Cordis doesn’t quite know what to do with herself.
That old adage - time heals all wounds - is disgustingly true, she supposes. As many times as she’s picked her wounds, made them bleed over and over and over again, they scab and heal and when she picks again, there’s a little less raw flesh than the time before. The pain of it just a little less sharp.
That, of course, is terrifying in its own way. The pain trickles away in agonizing slowness, but so too do the memories. She remembers Spyndle – god, of course she does – but everything is softer, blurring, and small things escape her. She is less and less sure what is memory and what is the memory of a memory, a thing replayed so much that she cannot be sure it happened at all or if it’s since become purely part of her imagination.
She is past mourning. Past the sharpest part of it, at least. She isn’t sure when it happened, which is terrifying in its own way. She did not wake up one day healed, she was simply moving and she realized that somewhere along the way grief had stopped stabbing her every motion.
It’s a strange feeling. She is lighter and heavier at once. She doesn’t know what to do with the time that’s opened before her, what to do without wounds to claw open.

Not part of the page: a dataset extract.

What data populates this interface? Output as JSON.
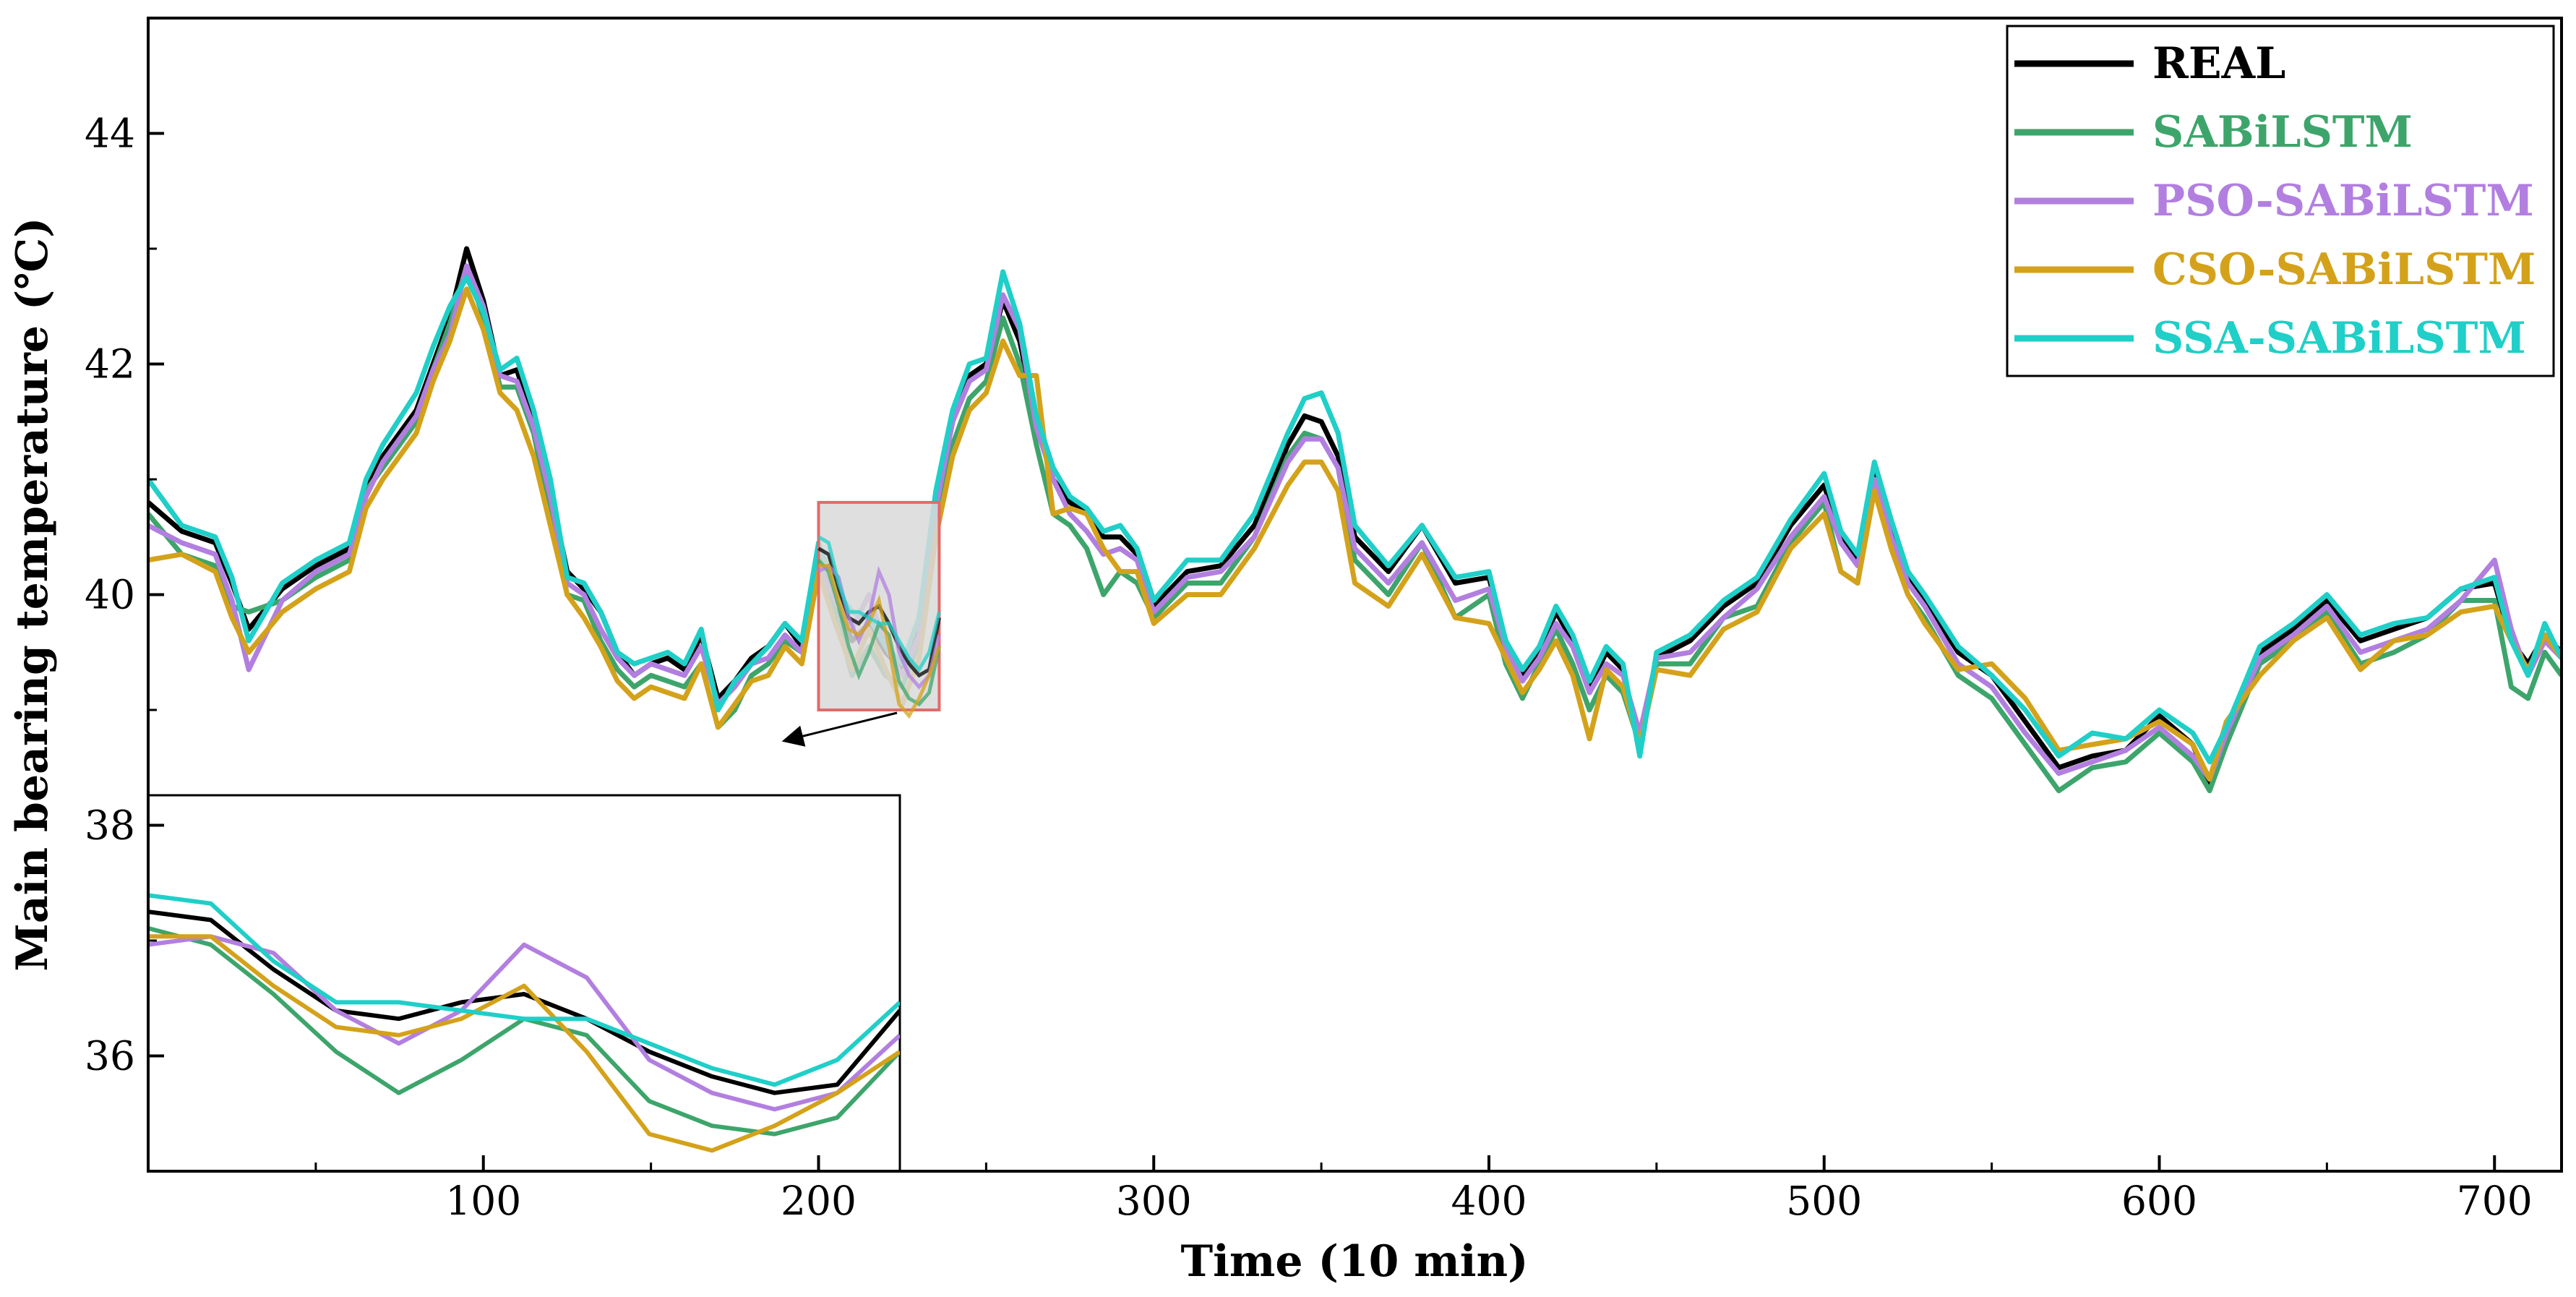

She experiments with her magic in a way she has never done before. She changed landscapes and never mind if they shift back in a day or so. She shifts into monsters. She freezes a bolt of lightning and walks up to its endpoint and looks at the storm-ridden world below.
She still doesn’t quite know who she is, in this new, emergent form. But she knows that whatever or whoever she is, she is powerful.
And so she returns. Back to her homeland, to the familiar yet not-familiar land. Things have changed – so has she.
Besides, the meadow is there, and it is familiar enough. So to the meadow she goes, a silver woman with lightning crackling across her skin and something almost like a smile on her lips.